Artikel 5
1. De bijstandsnorm of de toeslag wordt lager vastgesteld indien de
alleenstaande, de alleenstaande ouder of de gehuwde lagere
algemene noodzakelijke bestaanskosten heeft, dan waarin de
bijstandsnorm of de toeslag voorziet, als gevolg van de bewoning
van een woning waaraan geen kosten zijn verbonden.
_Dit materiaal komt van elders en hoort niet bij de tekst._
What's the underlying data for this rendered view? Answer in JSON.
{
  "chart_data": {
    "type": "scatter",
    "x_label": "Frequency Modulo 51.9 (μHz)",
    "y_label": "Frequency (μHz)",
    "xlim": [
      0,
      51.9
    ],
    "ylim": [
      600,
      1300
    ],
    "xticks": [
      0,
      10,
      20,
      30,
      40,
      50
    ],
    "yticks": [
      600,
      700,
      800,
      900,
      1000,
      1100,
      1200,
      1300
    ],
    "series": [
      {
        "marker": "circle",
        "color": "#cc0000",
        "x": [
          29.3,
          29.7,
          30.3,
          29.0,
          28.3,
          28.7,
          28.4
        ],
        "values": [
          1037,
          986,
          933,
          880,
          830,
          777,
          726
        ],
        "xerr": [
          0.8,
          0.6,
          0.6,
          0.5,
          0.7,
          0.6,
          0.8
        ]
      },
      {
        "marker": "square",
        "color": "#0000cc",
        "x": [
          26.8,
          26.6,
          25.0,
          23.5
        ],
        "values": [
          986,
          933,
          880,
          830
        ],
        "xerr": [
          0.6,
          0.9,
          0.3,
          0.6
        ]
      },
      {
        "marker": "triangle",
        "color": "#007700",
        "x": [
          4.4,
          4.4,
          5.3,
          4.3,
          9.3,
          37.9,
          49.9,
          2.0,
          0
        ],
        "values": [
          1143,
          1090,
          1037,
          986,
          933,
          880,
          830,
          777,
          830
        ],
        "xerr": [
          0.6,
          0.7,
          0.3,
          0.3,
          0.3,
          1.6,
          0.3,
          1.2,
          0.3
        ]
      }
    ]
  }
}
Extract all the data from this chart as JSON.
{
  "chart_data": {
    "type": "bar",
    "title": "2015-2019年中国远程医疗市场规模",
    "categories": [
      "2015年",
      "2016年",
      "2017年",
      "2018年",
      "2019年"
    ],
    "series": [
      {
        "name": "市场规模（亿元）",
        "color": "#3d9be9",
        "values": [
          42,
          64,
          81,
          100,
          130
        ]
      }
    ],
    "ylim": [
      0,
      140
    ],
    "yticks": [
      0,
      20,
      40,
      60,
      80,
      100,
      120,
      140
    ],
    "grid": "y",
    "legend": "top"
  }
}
2. De verlaging als bedoeld in het eerste lid bedraagt 18% van het
netto minimumloon.
3. De in het tweede lid bedoelde verlaging vindt bij voorrang plaats
op de toeslag.
Artikel 6
1. In afwijking op artikel 3, wordt de toeslag als bedoeld in artikel
33 van de wet voor een alleenstaande van 21 jaar op nihil
gesteld
2In afwijking op artikel 3wordt de toeslag als boedoeld in
artikel 33 van de wet voor een alleenstaande van 22 jaar gesteld
op 10% van het netto minimumloon.
Artikel 7
1Indien voor de belanghebbende een combinatie van een toeslag
op grond van artikel 3 en een of meer verlagingen op grond van
de artikel 4, 5, 6 en 7 geldt, bedraagt de verlaging niet meer
dan 25% van het netto minimumloon ten opzichte van de
bijstandsnorm zoals die is vastgesteld in artikel 30 van de wet.
2. Indien voor de belanghebbende meer dan een verlaging op grond
van de artikelen 4, 5, 6 en 7 geldt, bedraagt de verlaging niet
meer dan 25% van het netto minimumloon ten opzichte van de
bijstandsnorm zoals die is vastgesteld in artikel 30 van de wet.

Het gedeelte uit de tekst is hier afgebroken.